1. Archive

A SWEET 1 // At long last, Spurrier's Gators don't leave room for doubt

So this is what it feels like when the dreams too rich to dream come true.

The Gators poured from the bench, full of themselves and celebration, not necessarily in that order. They danced, and they gestured, and they wallowed in the pandemonium. The noise poured across the field, and they pumped feet and hands and each other's backs.

And the darnedest thing was this: There still was almost nine minutes left to play.

It was over, and both sides knew it. The Gators had just scored again, and the score was 45-20, and it was all over but counting the ballots.

The world belonged to the Gators. And all you could do was look at them.

This is the moment their fans had dreamed about, all those years before they had the right to dream it. All those years it was a serf in its own conference, what right did it have to think about riches such as this?

This was the game that, despite the crimes of Charley Pell, despite the misdemeanors of Galen Hall, the Gators could not buy. This was the game that, despite the excellence of Emmitt Smith and Jack Youngblood and John Reaves and Carlos Alvarez and Wilber Marshall and Scot Brantley and, yes, Steve Spurrier, it could not win.

These fans had sat and watched, those who could stand it, as FSU danced that wild, spasmodic dance of champions. As Miami did it, four times in all. As Nebraska snuffed out their dreams a year ago. Every year, it was some team. Every year, it was another team.

Finally, it was their turn, and the world could watch. They have waited an eternity for this. Ninety seasons, most of chasing the elusive SEC title. Nineteen coaches, most of them unknown to all but historians. Two dozen bowl games, most of them defeats. Fourth and dumb against Georgia. Lindsay Scott over the middle. Probations. Penalties. Pain.

But just after 11, Big Easy time, the wait finally ended. Florida has a title, and the rest of the country is looking at Gator tail.

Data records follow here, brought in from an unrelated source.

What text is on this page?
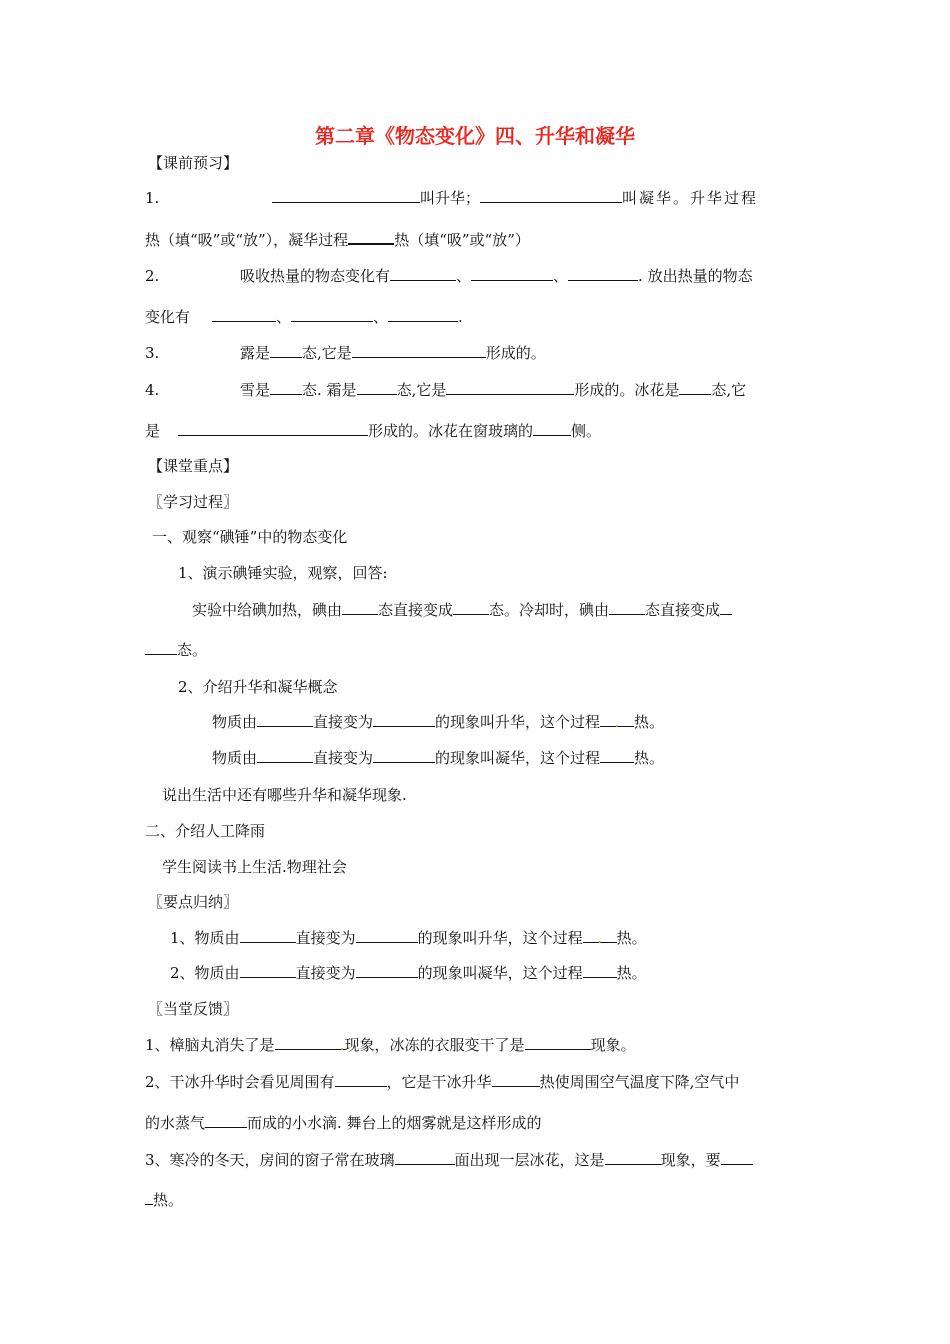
第二章《物态变化》四、升华和凝华
【课前预习】
1.	叫升华；	叫凝华。升华过程
热（填“吸”或“放”），凝华过程	热（填“吸”或“放”）
2.	吸收热量的物态变化有	、	、	. 放出热量的物态
变化有	、	、	.
3.	露是 态,它是	形成的。
4.	雪是 态. 霜是	态,它是	形成的。冰花是 态,它
是	形成的。冰花在窗玻璃的	侧。
【课堂重点】
〖学习过程〗
一、观察“碘锤”中的物态变化
1、演示碘锤实验，观察，回答:
实验中给碘加热，碘由 态直接变成 态。冷却时，碘由 态直接变成
态。
2、介绍升华和凝华概念
物质由	直接变为	的现象叫升华，这个过程 . 热。
物质由	直接变为	的现象叫凝华，这个过程 热。
说出生活中还有哪些升华和凝华现象.
二、介绍人工降雨
学生阅读书上生活.物理社会
〖要点归纳〗
1、物质由	直接变为	的现象叫升华，这个过程 . 热。
2、物质由	直接变为	的现象叫凝华，这个过程 热。
〖当堂反馈〗
1、樟脑丸消失了是	.现象，冰冻的衣服变干了是	现象。
2、干冰升华时会看见周围有	，它是干冰升华	热使周围空气温度下降,空气中
的水蒸气	而成的小水滴. 舞台上的烟雾就是这样形成的
3、寒冷的冬天，房间的窗子常在玻璃	面出现一层冰花，这是	现象，要
热。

Oh, for the longest time, you wondered. The Gators darned near illegally motioned themselves out of this game. In the end, however, they managed to turn this into their type of game rather than FSU's, and that made all the difference.

All the things that had gone wrong in the first meeting had been repaired by the Gators. The special teams that were so horrible were crisp. The defense that could not tackle Warrick Dunn smothered him completely. Ike Hilliard, almost invisible the first game, was superman in this one.

But most important was the protection of Wuerffel. By going so heavily to the shotgun _ a formation Spurrier never had much use for _ Danny Wuerffel had time to throw. And his wide receivers simply were better than the FSU defensive backs.

If the Gators indeed waited the longest to win their title of the state schools, however, they at least won on style points. FSU won its title in confusion, when the field was cleared and Nebraska missed a late field goal. When Miami won its first title, it did so when Nebraska missed on a late two-point conversion. The Gators? They not only won a title, they made their rivals watch the celebration.

Okay, it needs to be said somewhere that there will be a little talk from the other schools with one defeat. That's natural, but it's not rational. Not after the Gators steam-rolled the No.

1 team in the nation like this. Ohio State was ranked behind the Gators coming into the game, and what it did was not as impressive as what the Gators did by beating the Seminoles.

It's odd. In Florida, the tendency is to pretend that the world stops and watches when these two play. That wasn't really true until this game, when these were the last teams standing.

If you are an FSU fan, the shame of it all is that the Seminoles could have beaten any other team in the country Thursday. Ohio State or Arizona State or BYU or anyone else. No one else has these receivers, this quarterback and _ say what you want about him _ this coach. This time, there would be no goal posts to shred, no fans pouring joyously across the field.

Instead, there were only players with empty faces, trying not to pay attention as the players in white shirts and blue pants danced their way into a history that has been forever in coming. Eventually, however, they could not help themselves. They had to look.

The Seminoles, and the rest of the nation. Way up there, aren't they?